Though some sources claim two cantilevered roadways were added to the bridge in the 1930's, one on each side, they probably confuse this bridge with the neighboring Harahan Bridge, which had two cantilevered roadways from 1917 until the Memphis & Arkansas Bridge opened in 1949. Today, the Harahan Bridge still has the metal remains of its cantilevered roadways; the Frisco Bridge does not. However, pedestrians, buggies, and some automobiles used the main deck of the Frisco Bridge before the Harahan Bridge opened (the bridge was closed to such traffic while a train was crossing).

Construction for the Kansas City, Fort Scott and Memphis Railway, later acquired by the "Frisco," began in 1888 and was completed May 12, 1892. In the end the project created a bridge that was the farthest south on the Mississippi River, featured the longest span in the United States and cost nearly 3 million dollars.
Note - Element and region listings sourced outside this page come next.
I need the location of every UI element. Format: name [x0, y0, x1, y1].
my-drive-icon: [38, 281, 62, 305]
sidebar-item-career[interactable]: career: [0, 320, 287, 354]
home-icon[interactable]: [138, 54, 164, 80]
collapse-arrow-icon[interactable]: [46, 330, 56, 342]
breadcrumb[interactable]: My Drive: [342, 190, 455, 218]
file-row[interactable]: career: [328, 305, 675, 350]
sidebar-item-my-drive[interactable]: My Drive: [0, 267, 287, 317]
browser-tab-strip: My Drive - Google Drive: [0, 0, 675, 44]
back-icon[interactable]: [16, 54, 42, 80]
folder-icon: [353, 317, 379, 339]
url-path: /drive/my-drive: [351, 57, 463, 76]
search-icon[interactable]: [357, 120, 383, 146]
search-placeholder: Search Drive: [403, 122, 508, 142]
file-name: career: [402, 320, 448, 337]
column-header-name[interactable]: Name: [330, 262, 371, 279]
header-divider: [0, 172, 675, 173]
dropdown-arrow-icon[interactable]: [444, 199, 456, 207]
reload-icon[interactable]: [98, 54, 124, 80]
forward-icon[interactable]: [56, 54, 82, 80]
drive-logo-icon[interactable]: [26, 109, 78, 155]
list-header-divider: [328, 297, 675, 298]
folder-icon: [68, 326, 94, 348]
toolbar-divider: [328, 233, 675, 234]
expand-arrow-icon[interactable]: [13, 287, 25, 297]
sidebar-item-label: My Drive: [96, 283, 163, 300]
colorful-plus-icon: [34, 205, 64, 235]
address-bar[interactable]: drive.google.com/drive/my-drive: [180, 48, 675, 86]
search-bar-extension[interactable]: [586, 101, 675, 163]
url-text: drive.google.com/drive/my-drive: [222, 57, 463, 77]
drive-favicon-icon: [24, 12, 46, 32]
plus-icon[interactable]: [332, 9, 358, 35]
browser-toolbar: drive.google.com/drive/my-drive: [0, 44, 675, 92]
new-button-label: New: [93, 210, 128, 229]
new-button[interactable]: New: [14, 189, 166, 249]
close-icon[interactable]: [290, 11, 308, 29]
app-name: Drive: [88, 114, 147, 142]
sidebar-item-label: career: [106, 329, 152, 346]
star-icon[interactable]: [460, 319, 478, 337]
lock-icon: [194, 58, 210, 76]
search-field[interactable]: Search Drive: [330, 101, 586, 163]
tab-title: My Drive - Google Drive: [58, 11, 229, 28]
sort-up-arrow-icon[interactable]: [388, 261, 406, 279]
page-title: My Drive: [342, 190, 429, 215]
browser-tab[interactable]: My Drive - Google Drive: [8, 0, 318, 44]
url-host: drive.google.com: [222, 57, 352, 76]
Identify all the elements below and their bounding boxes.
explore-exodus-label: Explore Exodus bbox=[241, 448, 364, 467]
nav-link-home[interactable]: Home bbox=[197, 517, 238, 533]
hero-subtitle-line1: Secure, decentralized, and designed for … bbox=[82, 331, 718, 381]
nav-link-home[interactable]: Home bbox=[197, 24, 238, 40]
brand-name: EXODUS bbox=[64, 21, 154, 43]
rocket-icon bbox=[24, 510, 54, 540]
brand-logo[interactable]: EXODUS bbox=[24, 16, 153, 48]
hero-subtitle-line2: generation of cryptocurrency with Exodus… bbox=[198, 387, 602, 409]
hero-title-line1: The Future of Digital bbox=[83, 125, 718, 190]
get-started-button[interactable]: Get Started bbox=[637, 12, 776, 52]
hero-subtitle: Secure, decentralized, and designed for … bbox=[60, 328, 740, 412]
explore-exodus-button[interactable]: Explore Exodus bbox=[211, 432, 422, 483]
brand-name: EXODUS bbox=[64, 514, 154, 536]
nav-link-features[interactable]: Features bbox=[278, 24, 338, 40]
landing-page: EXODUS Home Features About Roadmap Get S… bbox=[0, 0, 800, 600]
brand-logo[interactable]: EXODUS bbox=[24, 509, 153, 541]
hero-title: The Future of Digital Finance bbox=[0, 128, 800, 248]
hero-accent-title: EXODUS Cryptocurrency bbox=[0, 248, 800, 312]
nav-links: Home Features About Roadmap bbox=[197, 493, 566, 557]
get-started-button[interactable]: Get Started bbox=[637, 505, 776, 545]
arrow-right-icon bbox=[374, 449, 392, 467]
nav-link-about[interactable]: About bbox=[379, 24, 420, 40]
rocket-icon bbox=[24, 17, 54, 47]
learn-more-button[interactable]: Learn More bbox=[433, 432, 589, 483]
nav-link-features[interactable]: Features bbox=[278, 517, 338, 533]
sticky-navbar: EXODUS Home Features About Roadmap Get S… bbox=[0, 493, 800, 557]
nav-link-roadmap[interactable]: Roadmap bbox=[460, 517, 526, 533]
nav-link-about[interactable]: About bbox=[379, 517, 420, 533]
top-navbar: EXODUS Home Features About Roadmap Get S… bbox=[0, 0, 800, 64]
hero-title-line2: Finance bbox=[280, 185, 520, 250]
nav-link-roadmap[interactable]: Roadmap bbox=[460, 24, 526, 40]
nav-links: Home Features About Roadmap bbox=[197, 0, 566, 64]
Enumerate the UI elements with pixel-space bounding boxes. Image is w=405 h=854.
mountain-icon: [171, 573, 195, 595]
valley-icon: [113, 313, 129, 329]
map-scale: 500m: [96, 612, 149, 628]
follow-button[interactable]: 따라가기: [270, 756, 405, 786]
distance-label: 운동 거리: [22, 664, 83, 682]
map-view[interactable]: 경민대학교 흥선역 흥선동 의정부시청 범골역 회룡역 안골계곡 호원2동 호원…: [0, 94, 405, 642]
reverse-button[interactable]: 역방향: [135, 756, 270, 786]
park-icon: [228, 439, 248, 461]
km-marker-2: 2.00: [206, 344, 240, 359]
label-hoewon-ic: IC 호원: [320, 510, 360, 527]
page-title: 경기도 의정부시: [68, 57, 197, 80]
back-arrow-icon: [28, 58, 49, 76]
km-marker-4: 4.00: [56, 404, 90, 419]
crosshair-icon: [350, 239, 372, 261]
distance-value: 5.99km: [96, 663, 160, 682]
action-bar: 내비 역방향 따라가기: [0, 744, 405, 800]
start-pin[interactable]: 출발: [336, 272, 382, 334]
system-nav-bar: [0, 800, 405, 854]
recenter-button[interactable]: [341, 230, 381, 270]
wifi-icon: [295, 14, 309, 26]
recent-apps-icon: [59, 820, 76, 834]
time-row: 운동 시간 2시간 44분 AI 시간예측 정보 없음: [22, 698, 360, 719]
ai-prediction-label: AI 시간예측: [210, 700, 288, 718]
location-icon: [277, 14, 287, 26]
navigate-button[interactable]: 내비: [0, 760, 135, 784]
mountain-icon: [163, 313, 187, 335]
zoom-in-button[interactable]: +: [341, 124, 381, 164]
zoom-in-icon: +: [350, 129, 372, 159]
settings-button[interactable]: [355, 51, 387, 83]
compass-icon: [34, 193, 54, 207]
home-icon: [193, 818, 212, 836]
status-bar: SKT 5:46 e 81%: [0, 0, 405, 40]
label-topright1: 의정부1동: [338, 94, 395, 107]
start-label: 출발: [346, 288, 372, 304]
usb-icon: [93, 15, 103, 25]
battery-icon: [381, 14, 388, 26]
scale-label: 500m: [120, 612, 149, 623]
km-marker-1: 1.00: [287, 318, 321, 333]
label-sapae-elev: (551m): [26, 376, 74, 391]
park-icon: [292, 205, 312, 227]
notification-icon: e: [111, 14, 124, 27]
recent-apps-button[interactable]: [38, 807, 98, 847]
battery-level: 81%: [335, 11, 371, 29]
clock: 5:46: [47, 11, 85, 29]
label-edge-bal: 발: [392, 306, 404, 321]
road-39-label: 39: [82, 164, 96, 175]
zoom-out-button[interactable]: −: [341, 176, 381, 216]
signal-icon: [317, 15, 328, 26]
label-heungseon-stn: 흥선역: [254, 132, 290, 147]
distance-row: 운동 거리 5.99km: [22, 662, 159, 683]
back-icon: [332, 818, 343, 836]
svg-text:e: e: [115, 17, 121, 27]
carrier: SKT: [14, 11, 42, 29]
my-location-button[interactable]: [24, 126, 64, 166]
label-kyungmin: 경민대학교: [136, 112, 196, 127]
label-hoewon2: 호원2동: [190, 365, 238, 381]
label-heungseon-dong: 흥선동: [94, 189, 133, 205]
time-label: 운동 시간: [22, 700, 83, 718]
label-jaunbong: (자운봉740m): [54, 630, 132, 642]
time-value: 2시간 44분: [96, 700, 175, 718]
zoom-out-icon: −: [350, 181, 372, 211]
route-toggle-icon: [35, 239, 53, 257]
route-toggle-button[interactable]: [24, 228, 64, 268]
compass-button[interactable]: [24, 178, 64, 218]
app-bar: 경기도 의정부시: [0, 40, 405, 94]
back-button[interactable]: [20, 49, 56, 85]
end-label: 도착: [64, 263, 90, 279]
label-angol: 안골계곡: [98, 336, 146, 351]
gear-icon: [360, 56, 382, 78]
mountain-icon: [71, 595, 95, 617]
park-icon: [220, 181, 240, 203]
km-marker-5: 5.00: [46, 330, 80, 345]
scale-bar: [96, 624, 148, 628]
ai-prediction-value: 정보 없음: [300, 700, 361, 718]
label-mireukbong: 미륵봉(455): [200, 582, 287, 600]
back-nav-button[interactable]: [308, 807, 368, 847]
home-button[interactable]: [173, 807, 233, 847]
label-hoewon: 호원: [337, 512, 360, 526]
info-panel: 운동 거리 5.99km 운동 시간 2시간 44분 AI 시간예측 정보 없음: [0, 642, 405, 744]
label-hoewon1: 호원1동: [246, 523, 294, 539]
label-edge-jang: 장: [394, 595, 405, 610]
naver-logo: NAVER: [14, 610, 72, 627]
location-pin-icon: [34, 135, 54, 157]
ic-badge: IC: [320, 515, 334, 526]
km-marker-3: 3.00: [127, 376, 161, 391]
A testament to its design and construction, as of 2014 the bridge is still used by BNSF Railway. The bridge is listed as a Historic Civil Engineering Landmark.

George S. Morison.jpg

George S. Morison: 

George Shattuck Morison (December 19, 1842 – July 1, 1903) was trained to be a lawyer, but became an engineer and the leading bridge designer of his time.

History: 

Born in New Bedford, Massachusetts, he was the son of John Hopkins Morison, a Unitarian minister. At age 14, he entered Phillips Exeter Academy and graduated by age 16. He went on to Harvard College where he received a Bachelor of Arts degree in 1863 when he was just 20. After a brief break he attended Harvard Law School where he would receive a Bachelor of Laws degree by 1866 and was admitted to the New York Bar. In 1867, with only general mathematics training and an aptitude for mechanics, he abandoned the practice of law and pursued a career as a civil engineer and builder of bridges. He would apprentice under the supervision of engineer Octave Chanute during the construction of the first bridge to cross the Missouri River, the swing-span Kansas City Bridge.

He is known for many steel truss bridges he designed, including several crossing the Missouri River, Ohio River and the Mississippi River. The 1892, Memphis Bridge is considered to be his crowning achievement, as it was the largest bridge he would design and the first bridge to span the difficult Lower Mississippi River.
Morison was a member of several important engineering committees, the most important of which was the Isthmus Canal Commission. He was instrumental in changing its recommended location from Nicaragua to Panama.

Union Pacific R. R. Bridge (1887) between Omaha, Nebraska and Council Bluffs, Iowa
 
Morison died in his rooms at 36 West 50th Street in New York, and was buried in Peterborough, New Hampshire, where he had a summer home (and designed the town library).